In March Egypt convinced Arab leaders to endorse its plan for rebuilding Gaza. Parts of the scheme are unrealistic: it envisions clearing 53m tonnes of rubble in just two years, for example. Still, it was the first serious attempt to plan for Gaza’s post-war future. Yet here too, Egypt may find itself relegated to a supporting role. Its engineers may be eager to help rebuild Gaza. Someone else will have to pay for it.
Some Egyptians want their government to be more forceful—to send aid to Gaza without Israeli inspections, for a start. Egypt says it cannot. Agreements with Israel and the Palestinian Authority tie Egypt into the Israeli screening regime. Mr Sisi no doubt worries that a tougher stance towards Israel would upset his Western backers, particularly Donald Trump.
Opening the border would also exacerbate Egypt’s own security concerns.

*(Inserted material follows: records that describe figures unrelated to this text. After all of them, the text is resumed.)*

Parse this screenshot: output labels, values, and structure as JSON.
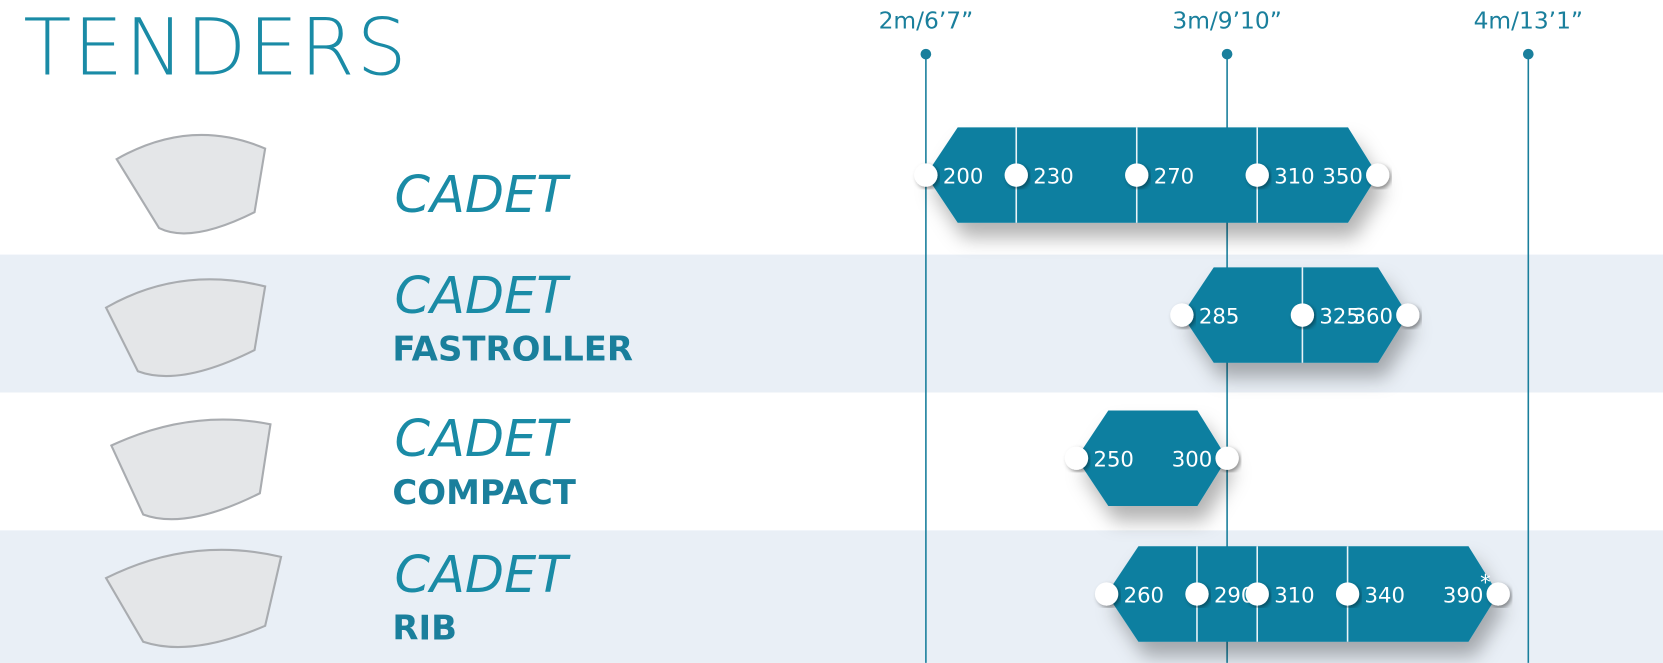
{
  "title": "TENDERS",
  "axis": {
    "ticks": [
      {
        "value": 200,
        "label": "2m/6’7”"
      },
      {
        "value": 300,
        "label": "3m/9’10”"
      },
      {
        "value": 400,
        "label": "4m/13’1”"
      }
    ]
  },
  "rows": [
    {
      "name": "CADET",
      "sizes": [
        200,
        230,
        270,
        310,
        350
      ]
    },
    {
      "name": "CADET",
      "variant": "FASTROLLER",
      "sizes": [
        285,
        325,
        360
      ]
    },
    {
      "name": "CADET",
      "variant": "COMPACT",
      "sizes": [
        250,
        300
      ]
    },
    {
      "name": "CADET",
      "variant": "RIB",
      "sizes": [
        260,
        290,
        310,
        340,
        390
      ],
      "note": "*"
    }
  ]
}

Mr Sisi would like the Rafah crossing to be open, but only in one direction. Egypt has taken in more than 100,000 Gazans, many of whom paid enormous fees to cross the border. It fears that a chaotic border would allow many more to enter—Hamas militants among them. It also worries about being saddled with a long-term refugee crisis (Egypt already hosts around 1m people displaced from other conflicts).
It is an unenviable position. Egypt has offered haven to some Gazans, facilitated the delivery of 550,000 tonnes of aid and helped to implement truces and hostage deals. That is far more than most Arab states have done for Gaza. But it is not enough to satisfy many Egyptians, who are incensed that the war continues—nor, it seems, to satisfy critics in Israel.